12. Organizations need help understanding their complete application architectures

The world of tech is increasing in complexity every year, and organizations must understand their entire application ecosystem to avoid major security flaws. “Applications are becoming more and more complicated with the explosive use of open source packages, APIs, internally developed code, third-party developed code, and microservices, all of which are tied to very fluid cloud-native development practices,” Rose says. “If you don’t know what type of risk to look for, how will you be able to find it?”

According to Rose, modern development practices focus on smaller and smaller blocks of responsibility so no one person can have a complete handle on every aspect of an application.

13. Security should be a continuous effort

Too many companies outside tech think that cybersecurity is an activity that you perform once, and then you’re safe. Technology, however, is dynamic, so protecting it should be “a continuous effort that requires a risk management approach,” Walbroehl says. “Companies should not attempt to treat cybersecurity as a goal that is pass/fail.”

Walbroehl recommends that organizations identify critical processes and assets. Then, they should determine what level of security exposure they are willing to accept. A good idea would be to prioritize the solutions or processes needed to reduce the risk to that level, he adds.

14. Have plans in place

In all likelihood, 2023 will be exhausting for CISOs. Once again, they will face challenges on every front: the war in Ukraine will continue, some countries might go through a recession, and technology as a field will continue to evolve. This is why they need to have plans in place for the situation in which an incident occurs. “Better to prepare now than in the heat of the moment,” says Gibbons.
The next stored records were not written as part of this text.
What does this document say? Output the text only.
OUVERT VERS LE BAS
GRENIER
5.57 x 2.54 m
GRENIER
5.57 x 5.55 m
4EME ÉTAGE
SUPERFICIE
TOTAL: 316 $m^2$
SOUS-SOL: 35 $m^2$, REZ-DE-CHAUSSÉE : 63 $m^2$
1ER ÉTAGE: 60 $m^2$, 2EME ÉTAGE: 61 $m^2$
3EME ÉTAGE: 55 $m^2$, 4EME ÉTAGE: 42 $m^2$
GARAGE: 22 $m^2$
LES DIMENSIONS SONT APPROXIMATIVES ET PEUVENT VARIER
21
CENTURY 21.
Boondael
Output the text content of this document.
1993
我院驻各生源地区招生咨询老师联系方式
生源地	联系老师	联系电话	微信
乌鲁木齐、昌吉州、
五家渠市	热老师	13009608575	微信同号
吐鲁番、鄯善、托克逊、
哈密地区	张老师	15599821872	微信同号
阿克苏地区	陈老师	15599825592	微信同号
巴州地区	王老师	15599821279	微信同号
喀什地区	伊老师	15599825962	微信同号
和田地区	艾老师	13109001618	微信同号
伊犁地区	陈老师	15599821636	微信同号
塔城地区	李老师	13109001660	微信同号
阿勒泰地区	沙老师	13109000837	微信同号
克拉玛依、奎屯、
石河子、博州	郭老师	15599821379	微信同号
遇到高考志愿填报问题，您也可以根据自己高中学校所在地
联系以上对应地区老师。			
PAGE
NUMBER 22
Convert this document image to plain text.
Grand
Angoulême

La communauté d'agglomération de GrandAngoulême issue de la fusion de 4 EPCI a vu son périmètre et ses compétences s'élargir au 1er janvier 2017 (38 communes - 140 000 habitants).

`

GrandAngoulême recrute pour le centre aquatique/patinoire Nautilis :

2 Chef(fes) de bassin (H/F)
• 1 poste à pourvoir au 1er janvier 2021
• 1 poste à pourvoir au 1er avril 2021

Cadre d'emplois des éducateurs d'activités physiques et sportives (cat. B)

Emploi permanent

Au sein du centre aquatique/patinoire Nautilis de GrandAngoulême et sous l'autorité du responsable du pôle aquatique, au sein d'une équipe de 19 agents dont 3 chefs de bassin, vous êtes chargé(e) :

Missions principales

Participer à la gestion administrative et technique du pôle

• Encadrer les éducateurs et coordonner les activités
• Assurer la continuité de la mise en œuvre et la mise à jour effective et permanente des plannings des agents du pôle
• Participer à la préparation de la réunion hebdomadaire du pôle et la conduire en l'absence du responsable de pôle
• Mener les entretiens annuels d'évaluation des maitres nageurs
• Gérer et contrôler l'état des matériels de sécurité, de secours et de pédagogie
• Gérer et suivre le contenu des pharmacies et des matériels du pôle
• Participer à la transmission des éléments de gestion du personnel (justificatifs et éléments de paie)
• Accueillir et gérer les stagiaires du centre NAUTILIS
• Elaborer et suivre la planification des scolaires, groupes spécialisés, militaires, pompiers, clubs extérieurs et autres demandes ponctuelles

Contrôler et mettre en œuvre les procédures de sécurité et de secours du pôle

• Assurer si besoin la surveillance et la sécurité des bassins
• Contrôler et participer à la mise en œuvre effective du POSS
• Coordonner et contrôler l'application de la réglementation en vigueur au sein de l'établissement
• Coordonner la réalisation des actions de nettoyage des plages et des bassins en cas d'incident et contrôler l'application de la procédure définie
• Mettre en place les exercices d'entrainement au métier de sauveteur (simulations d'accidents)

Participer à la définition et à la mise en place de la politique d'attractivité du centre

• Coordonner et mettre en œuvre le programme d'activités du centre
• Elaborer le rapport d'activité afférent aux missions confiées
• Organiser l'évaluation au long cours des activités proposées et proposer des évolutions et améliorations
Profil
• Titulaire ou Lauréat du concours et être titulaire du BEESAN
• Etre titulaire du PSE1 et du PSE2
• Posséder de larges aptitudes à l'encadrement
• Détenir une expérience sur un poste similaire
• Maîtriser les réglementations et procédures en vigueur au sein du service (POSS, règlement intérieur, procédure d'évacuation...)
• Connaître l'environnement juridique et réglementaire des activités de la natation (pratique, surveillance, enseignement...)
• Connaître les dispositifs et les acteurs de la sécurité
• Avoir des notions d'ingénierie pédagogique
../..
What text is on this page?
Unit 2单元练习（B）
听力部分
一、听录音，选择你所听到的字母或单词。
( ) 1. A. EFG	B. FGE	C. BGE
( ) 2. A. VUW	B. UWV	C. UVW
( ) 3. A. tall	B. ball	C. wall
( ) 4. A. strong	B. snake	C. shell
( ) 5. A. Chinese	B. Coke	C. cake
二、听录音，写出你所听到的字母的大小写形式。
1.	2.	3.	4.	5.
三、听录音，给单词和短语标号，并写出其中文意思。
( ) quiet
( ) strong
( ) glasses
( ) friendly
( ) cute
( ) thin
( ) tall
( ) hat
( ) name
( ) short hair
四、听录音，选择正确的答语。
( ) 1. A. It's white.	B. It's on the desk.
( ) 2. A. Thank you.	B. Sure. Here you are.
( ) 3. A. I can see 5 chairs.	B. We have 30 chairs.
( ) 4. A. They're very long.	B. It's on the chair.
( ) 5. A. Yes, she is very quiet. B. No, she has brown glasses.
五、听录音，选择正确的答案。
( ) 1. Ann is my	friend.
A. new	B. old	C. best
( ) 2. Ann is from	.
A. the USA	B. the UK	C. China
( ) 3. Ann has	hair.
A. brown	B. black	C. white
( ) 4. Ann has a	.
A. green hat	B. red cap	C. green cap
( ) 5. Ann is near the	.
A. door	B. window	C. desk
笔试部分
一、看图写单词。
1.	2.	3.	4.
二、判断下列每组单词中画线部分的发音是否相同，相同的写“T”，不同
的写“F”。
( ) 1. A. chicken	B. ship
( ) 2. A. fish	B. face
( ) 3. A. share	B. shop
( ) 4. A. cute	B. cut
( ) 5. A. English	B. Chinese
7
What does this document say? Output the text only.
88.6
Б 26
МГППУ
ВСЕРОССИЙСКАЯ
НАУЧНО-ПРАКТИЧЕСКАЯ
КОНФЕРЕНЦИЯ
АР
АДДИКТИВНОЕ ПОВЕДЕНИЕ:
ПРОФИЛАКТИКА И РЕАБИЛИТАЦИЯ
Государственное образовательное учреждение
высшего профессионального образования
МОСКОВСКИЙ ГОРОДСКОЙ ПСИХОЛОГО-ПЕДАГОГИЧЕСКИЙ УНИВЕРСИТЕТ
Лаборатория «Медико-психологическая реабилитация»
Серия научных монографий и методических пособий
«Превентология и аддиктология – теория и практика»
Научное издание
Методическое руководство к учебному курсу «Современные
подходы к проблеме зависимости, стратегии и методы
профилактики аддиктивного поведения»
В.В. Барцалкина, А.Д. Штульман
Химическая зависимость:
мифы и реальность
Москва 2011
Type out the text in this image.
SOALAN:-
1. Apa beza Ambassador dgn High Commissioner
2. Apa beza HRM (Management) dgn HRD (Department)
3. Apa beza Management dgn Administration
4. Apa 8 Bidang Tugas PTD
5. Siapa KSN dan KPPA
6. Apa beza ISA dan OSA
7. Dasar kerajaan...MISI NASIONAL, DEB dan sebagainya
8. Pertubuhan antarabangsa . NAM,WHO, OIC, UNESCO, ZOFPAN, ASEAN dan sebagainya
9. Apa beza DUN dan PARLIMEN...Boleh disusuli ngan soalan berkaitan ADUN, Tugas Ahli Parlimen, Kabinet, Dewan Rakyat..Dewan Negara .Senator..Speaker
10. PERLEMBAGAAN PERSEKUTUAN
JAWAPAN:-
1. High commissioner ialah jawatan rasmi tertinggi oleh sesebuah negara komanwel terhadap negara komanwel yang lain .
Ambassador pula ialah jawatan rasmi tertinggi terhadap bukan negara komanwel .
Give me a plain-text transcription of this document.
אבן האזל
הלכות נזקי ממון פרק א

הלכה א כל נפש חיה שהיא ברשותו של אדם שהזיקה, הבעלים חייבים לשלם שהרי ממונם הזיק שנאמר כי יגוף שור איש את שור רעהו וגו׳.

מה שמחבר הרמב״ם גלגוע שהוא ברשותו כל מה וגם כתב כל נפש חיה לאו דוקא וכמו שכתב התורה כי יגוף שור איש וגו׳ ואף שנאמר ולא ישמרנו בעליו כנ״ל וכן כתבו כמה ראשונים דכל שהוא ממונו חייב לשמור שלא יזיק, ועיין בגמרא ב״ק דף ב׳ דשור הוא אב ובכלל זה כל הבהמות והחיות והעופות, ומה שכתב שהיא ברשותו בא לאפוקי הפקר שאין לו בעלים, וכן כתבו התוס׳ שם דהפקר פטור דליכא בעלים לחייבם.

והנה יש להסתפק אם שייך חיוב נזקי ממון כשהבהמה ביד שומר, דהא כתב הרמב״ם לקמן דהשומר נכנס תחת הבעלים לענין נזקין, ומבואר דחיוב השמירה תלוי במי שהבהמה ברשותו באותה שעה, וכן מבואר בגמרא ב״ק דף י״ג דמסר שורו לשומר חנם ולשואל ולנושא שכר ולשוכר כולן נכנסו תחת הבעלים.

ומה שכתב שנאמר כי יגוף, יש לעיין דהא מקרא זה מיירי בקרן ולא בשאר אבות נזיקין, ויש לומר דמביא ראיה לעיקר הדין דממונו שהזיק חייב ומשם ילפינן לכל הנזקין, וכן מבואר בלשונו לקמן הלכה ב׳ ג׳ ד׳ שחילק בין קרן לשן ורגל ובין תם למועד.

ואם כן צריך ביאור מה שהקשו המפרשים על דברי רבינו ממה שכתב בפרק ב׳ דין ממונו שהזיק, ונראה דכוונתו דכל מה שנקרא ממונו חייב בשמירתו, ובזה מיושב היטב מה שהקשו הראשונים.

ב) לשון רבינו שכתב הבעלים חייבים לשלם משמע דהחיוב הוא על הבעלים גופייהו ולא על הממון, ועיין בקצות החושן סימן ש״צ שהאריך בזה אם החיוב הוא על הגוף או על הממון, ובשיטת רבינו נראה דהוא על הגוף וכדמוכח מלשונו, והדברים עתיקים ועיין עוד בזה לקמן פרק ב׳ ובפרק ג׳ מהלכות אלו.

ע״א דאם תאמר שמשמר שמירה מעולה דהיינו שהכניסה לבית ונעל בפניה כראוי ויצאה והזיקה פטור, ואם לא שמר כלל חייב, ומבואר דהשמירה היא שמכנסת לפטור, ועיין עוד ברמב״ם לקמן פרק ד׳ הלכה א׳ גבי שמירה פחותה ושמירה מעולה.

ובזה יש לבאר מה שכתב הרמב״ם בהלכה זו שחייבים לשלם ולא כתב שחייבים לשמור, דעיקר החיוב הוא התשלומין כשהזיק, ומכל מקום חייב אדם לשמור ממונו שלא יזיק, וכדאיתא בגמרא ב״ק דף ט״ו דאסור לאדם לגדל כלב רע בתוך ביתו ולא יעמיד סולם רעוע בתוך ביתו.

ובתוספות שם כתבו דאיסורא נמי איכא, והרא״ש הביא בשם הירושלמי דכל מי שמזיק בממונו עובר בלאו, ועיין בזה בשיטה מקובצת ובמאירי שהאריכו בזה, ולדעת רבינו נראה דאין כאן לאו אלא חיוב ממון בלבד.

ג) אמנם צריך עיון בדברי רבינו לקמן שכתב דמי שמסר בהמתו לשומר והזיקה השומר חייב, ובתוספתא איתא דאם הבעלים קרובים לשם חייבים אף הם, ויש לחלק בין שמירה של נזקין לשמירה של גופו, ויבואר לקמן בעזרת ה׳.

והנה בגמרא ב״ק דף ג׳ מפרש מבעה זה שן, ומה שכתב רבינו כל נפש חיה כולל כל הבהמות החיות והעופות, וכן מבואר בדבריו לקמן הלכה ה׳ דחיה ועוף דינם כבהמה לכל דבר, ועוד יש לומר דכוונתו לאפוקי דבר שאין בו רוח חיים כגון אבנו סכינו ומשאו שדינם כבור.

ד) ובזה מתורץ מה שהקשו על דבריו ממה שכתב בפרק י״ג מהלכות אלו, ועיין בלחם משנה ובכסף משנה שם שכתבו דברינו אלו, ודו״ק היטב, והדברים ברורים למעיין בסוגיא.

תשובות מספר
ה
Trustwave’s Daniels agrees. “One of the most important lessons we have learned this year is that taking a strictly reactive approach to cybersecurity can, in fact, slow down or put a business’ competitiveness, financial position, and market growth at risk,” he says. “Proactive and even predictive cybersecurity operations are becoming an important factor for security leaders, as well as creating procedures to effectively fuse security into the business.”